After this Luis will buy the land surrounding the monolith and convert it into a
park to attract visitors. He built against every engineer’s advice a large
stairwell in the same way he had originally climbed the rock, by using the
crevices and geological faults in the monoliths surface and going through
them like a doctor stitching an open wound.

Luis Villegas was not the only man fascinated with this monolith, various
persons had tried unsuccessfully to climb it before and the task was
considered unattainable, the rock was also subject of a quarrel as the two
towns that bordered it “Guatape” and “El Peñol” fought over it’s ownership to
the point where some people from the town of Guatape tried to draw the
town’s name on it, only managing to get the letter G and part of the letter U.

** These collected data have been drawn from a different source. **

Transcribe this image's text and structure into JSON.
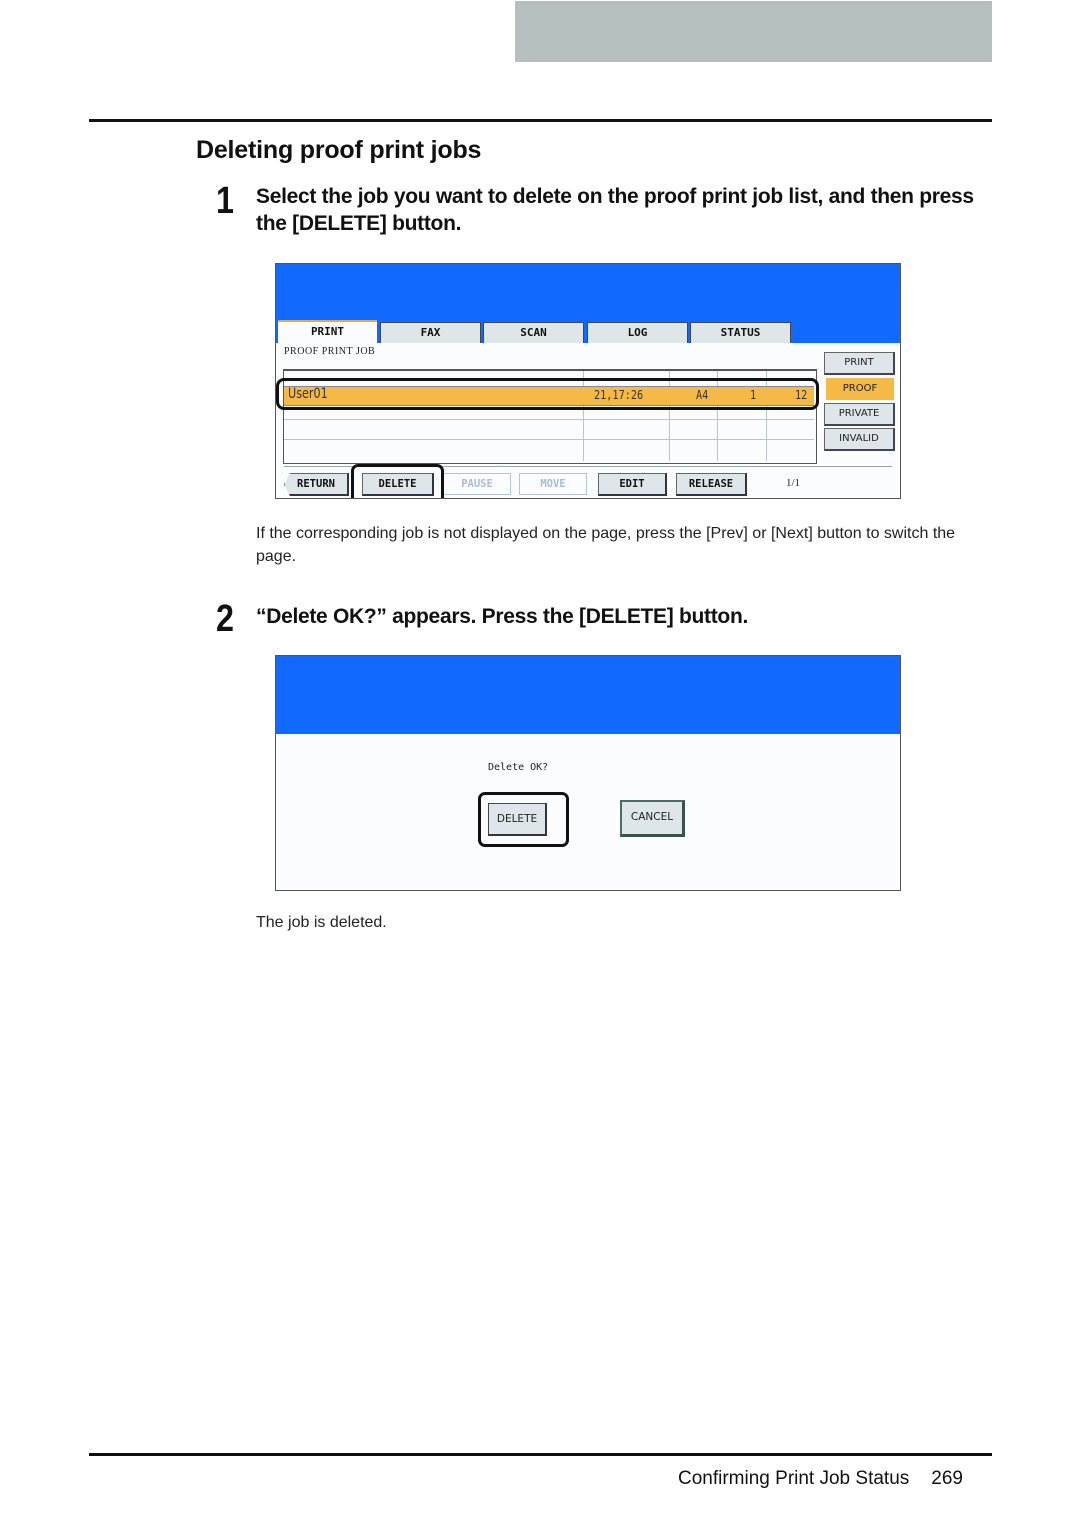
{
  "page": {
    "section_title": "Deleting proof print jobs",
    "steps": [
      {
        "number": "1",
        "text": "Select the job you want to delete on the proof print job list, and then press the [DELETE] button."
      },
      {
        "number": "2",
        "text": "“Delete OK?” appears. Press the [DELETE] button."
      }
    ],
    "note_step1": "If the corresponding job is not displayed on the page, press the [Prev] or [Next] button to switch the page.",
    "note_step2": "The job is deleted.",
    "footer": {
      "title": "Confirming Print Job Status",
      "page_number": "269"
    }
  },
  "screen1": {
    "tabs": [
      {
        "label": "PRINT",
        "active": true
      },
      {
        "label": "FAX",
        "active": false
      },
      {
        "label": "SCAN",
        "active": false
      },
      {
        "label": "LOG",
        "active": false
      },
      {
        "label": "STATUS",
        "active": false
      }
    ],
    "list_label": "PROOF PRINT JOB",
    "jobs": [
      {
        "user": "User01",
        "date_time": "21,17:26",
        "paper": "A4",
        "sets": "1",
        "pages": "12",
        "selected": true
      }
    ],
    "side_buttons": [
      {
        "label": "PRINT",
        "active": false
      },
      {
        "label": "PROOF",
        "active": true
      },
      {
        "label": "PRIVATE",
        "active": false
      },
      {
        "label": "INVALID",
        "active": false
      }
    ],
    "bottom_buttons": [
      {
        "label": "RETURN",
        "enabled": true
      },
      {
        "label": "DELETE",
        "enabled": true
      },
      {
        "label": "PAUSE",
        "enabled": false
      },
      {
        "label": "MOVE",
        "enabled": false
      },
      {
        "label": "EDIT",
        "enabled": true
      },
      {
        "label": "RELEASE",
        "enabled": true
      }
    ],
    "page_indicator": "1/1"
  },
  "screen2": {
    "message": "Delete OK?",
    "delete_label": "DELETE",
    "cancel_label": "CANCEL"
  },
  "colors": {
    "screen_blue": "#1269fd",
    "selected_orange": "#f5b946",
    "header_gray": "#b5bfbf"
  }
}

But why are large monolith’s so fascinating? Do they represent some large
aspiration? Is it a fascination to conquer the unattainable? Is it a will to
merge with the surrounding space? Or a seduction in the process of self-
mastery and self becoming?

Are crevices and open views related to each other? Crevice Spiders are a
family of spiders with a hundred different species that build their webs
between cracks and crevices that they find in nature and houses. Their webs
don’t have the adhesive power of other spider webs but their messy design
works to trap their prey. Crevice spiders built their webs the same way that
Luis Villegas built his staircase by dancing spontaneously against the walls
between a dark crevice that attracts the spider’s prey.